Even with good intentions, your conclusions can be erroneous, and there are plenty of historical examples of policies being made on the basis of erroneous conclusions. The consequences can be enormous. And that’s all on you!
So then the questions become, “Am I really up to this?” “Who am I to drive policy?” “I’m just a fallible human being, so why would (or should) anyone listen to me?” Especially right after comps, I was thinking, “How could I be the expert? Nothing really has changed about me; I’m still the same person. Yesterday, I was a student, but today I’m an expert?”
My observation is that this happens with women more than men, probably because women in authority positions are more often questioned than are men. But even for men, this seemingly sudden transformation can make you worry that you’re not qualified for the responsibility you’re being given.
The thing is, It’s not really as sudden as it seems. You’ve been studying something for, say, four years, so you have a claim to expertise. And you’ve been narrowing your interests all along the way, so you’ve been slowly building up your expertise.
Besides, in many good schools, you get warned a lot about how easy it is to make a mistake in research and how easy it is to make false conclusions. They beat that into you so much that it can become a constant doubt.
In most primary and secondary schools, and sometimes even in college, they teach you to sit down, shut up, and learn something. For people to suddenly be saying, “tell me what you think,” can be challenging. I suspect that that’s another major reason people who finish their coursework don’t complete their dissertation: they’re not sufficiently prepared for this shift in roles.
Suggestions for PhD Candidates
Having been through this shift yourself, do you have any advice for students in this stage of their process?
Mostly, I think it’s a matter of taking personal responsibility and seeing yourself in a new light. It helps me to consider this process as a transformation — like a caterpillar into a butterfly. The “student” stage is the caterpillar stage, where you’re eating the milkweed, the knowledge, to nourish you.
Then there comes a time when you’ve got to stop being a consumer and transform into a real researcher. That’s like the metamorphosis stage when the caterpillar is in the chrysalis, melting down. (And I have had plenty of meltdowns myself in this stage!) That’s when you’re on your own, writing the dissertation.
That chrysalis stage is a real slog. You try as hard as you can, and your proposal still gets rejected — twice. Or the IRB wants you to structure the study differently, after your committee has already approved it. Or you can’t get enough participants for your quantitative study or enough data for your qualitative study — whatever. It’s the biggest challenge of most people’s life!
But if you stick with it, you actually do get this huge reward. As a butterfly, or a PhD, you bring something unique to the world. You have an important role in society that can potentially change the course of history — even if you don’t envision that in the beginning.
And that’s why the committee makes the process arduous.

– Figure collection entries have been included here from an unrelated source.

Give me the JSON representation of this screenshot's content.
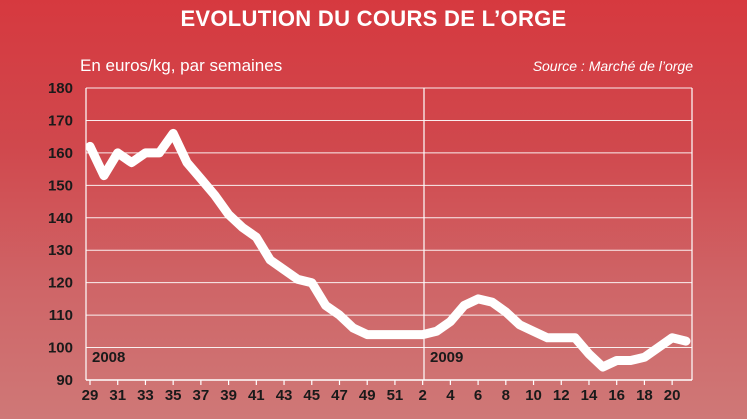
{
  "chart_data": {
    "type": "line",
    "title": "EVOLUTION DU COURS DE L’ORGE",
    "subtitle": "En euros/kg, par semaines",
    "source": "Source : Marché de l’orge",
    "ylim": [
      90,
      180
    ],
    "yticks": [
      90,
      100,
      110,
      120,
      130,
      140,
      150,
      160,
      170,
      180
    ],
    "xticks": [
      "29",
      "31",
      "33",
      "35",
      "37",
      "39",
      "41",
      "43",
      "45",
      "47",
      "49",
      "51",
      "2",
      "4",
      "6",
      "8",
      "10",
      "12",
      "14",
      "16",
      "18",
      "20"
    ],
    "period_labels": [
      "2008",
      "2009"
    ],
    "grid": true,
    "series": [
      {
        "x": [
          29,
          30,
          31,
          32,
          33,
          34,
          35,
          36,
          37,
          38,
          39,
          40,
          41,
          42,
          43,
          44,
          45,
          46,
          47,
          48,
          49,
          50,
          51,
          52,
          "1",
          "2",
          "3",
          "4",
          "5",
          "6",
          "7",
          "8",
          "9",
          "10",
          "11",
          "12",
          "13",
          "14",
          "15",
          "16",
          "17",
          "18",
          "19",
          "20"
        ],
        "values": [
          162,
          153,
          160,
          157,
          160,
          160,
          166,
          157,
          152,
          147,
          141,
          137,
          134,
          127,
          124,
          121,
          120,
          113,
          110,
          106,
          104,
          104,
          104,
          104,
          104,
          105,
          108,
          113,
          115,
          114,
          111,
          107,
          105,
          103,
          103,
          103,
          98,
          94,
          96,
          96,
          97,
          100,
          103,
          102
        ]
      }
    ],
    "colors": {
      "line": "#ffffff",
      "grid": "#ffffff",
      "axis": "#ffffff",
      "tick_text": "#1a1a1a",
      "background_top": "#d6393f",
      "background_bottom": "#cf7877"
    }
  }
}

They want to be sure you’re great at what you do, because there is potentially an awful lot riding on your shoulders. I’m actually grateful for the rigor they demand. I want to feel ready for the role I’m taking.
Ultimately, candidacy is time in the chrysalis. It’s a time of transformation, built on one’s time as a student. It’s a time in the dark and alone, which makes it challenging, for sure. But I trust I’ll eventually emerge strong enough to spread my wings.